Un climat local fait de multiples complaisances, d’autocensures de toutes sortes, et du Tout-Subvention érigé comme arme de gouvernement.

– Silence de toute la gauche militante dévouée à la défense des libertés civiles et personnelles, des différentes unions syndicales, des groupes de défense des droits de l’homme, des associations d’éducation populaire et de quartiers.

– Silence des innombrables organismes locaux dédiés à la défense et à l’illustration du lien social : maisons des sciences humaines, maisons de l’homme et du citoyen, chaires d’étude du mouvement ouvrier, laboratoires de sociologie, de psychologie sociale, d’histoire locale, de philosophie politique, experts en altermondialisme, en antiracisme ou en économie sociale et solidaire.

– Silence de la gauche de la gauche, (dont les leaders, y compris les trotskistes, avaient pourtant promis de présenter une alternative globale intègre après le « Non » européen), comme si finalement ils n’étaient pas si indépendants que cela, ni si attachés au respect des libertés élémentaires.

– Silence des gens de robe, des juristes, avocats et procureurs, puisqu’apparemment personne ne s’est avisé qu’un questionnaire méthodique introduit par une notification du « numéro » de chaque bureau de vote pourrait contrevenir éventuellement à la loi « Informatique et Liberté », ou même se croiser facilement avec tout autre listing comme les fichiers des électeurs, des contribuables, des ayant-droits sociaux ou des usagers de services publics locaux.

– Silence du monde artistique et culturel, qui doit pourtant nous interpeller pour bousculer nos conforts, nos lâchetés et nos regards ordinaires. Mais il est vrai que la précarité artistique est désormais telle qu’on ne s’y soumet plus seulement pour conserver une subvention ou une situation, mais souvent dans l’espoir incertain d’en obtenir une.

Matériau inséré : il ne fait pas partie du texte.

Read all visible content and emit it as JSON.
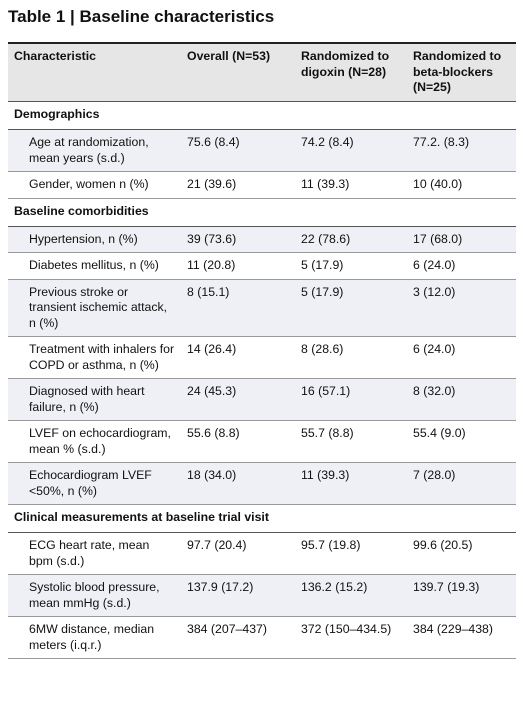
{
  "title": "Table 1 | Baseline characteristics",
  "table": {
    "header": [
      "Characteristic",
      "Overall (N=53)",
      "Randomized to digoxin (N=28)",
      "Randomized to beta-blockers (N=25)"
    ],
    "sections": [
      {
        "heading": "Demographics",
        "rows": [
          [
            "Age at randomization, mean years (s.d.)",
            "75.6 (8.4)",
            "74.2 (8.4)",
            "77.2. (8.3)"
          ],
          [
            "Gender, women n (%)",
            "21 (39.6)",
            "11 (39.3)",
            "10 (40.0)"
          ]
        ]
      },
      {
        "heading": "Baseline comorbidities",
        "rows": [
          [
            "Hypertension, n (%)",
            "39 (73.6)",
            "22 (78.6)",
            "17 (68.0)"
          ],
          [
            "Diabetes mellitus, n (%)",
            "11 (20.8)",
            "5 (17.9)",
            "6 (24.0)"
          ],
          [
            "Previous stroke or transient ischemic attack, n (%)",
            "8 (15.1)",
            "5 (17.9)",
            "3 (12.0)"
          ],
          [
            "Treatment with inhalers for COPD or asthma, n (%)",
            "14 (26.4)",
            "8 (28.6)",
            "6 (24.0)"
          ],
          [
            "Diagnosed with heart failure, n (%)",
            "24 (45.3)",
            "16 (57.1)",
            "8 (32.0)"
          ],
          [
            "LVEF on echocardiogram, mean % (s.d.)",
            "55.6 (8.8)",
            "55.7 (8.8)",
            "55.4 (9.0)"
          ],
          [
            "Echocardiogram LVEF <50%, n (%)",
            "18 (34.0)",
            "11 (39.3)",
            "7 (28.0)"
          ]
        ]
      },
      {
        "heading": "Clinical measurements at baseline trial visit",
        "rows": [
          [
            "ECG heart rate, mean bpm (s.d.)",
            "97.7 (20.4)",
            "95.7 (19.8)",
            "99.6 (20.5)"
          ],
          [
            "Systolic blood pressure, mean mmHg (s.d.)",
            "137.9 (17.2)",
            "136.2 (15.2)",
            "139.7 (19.3)"
          ],
          [
            "6MW distance, median meters (i.q.r.)",
            "384 (207–437)",
            "372 (150–434.5)",
            "384 (229–438)"
          ]
        ]
      }
    ]
  }
}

– Silence enfin de la liaison médiatique vitale entre Nantes et Paris (qui n’en est d’ailleurs pas à sa première défaillance depuis vingt ans. Que font les correspondants locaux ?). Silence stratégique, celui-ci. Car que se serait-il passé si, à cause d’une seule dépêche d’agence ou d’un écho dans « Le Canard Enchaîné », dans « Le Monde », ou dans « Libération », il s’en serait suivi un mini-emballement médiatique parisien qui aurait ruiné l’aura nationale de l’ « effet Côte Ouest » ?

En conclusion provisoire, ceci ne nous empêchera pas de rester de gauche, encore admirateurs du grand Jaurès, de Mendès-France, de Jean Moulin, de Lucie Aubrac, de Berty Albrecht et de l’anarcho-syndicaliste Fernand Pelloutier, des ouvriers de Lip, des paysans du Larzac, des antinucléaires de Plogoff et du Péllerin. Mais eux, ces authentiques acteurs de la démocratie, qu’auraient-ils dit, qu’auraient-ils fait, s’ils avaient été Nantais en l’an 2007 ? Que cet épisode nous invite à être plus vigilants.

Luc Douillard et Franck Liaigre, professeurs, Nantes.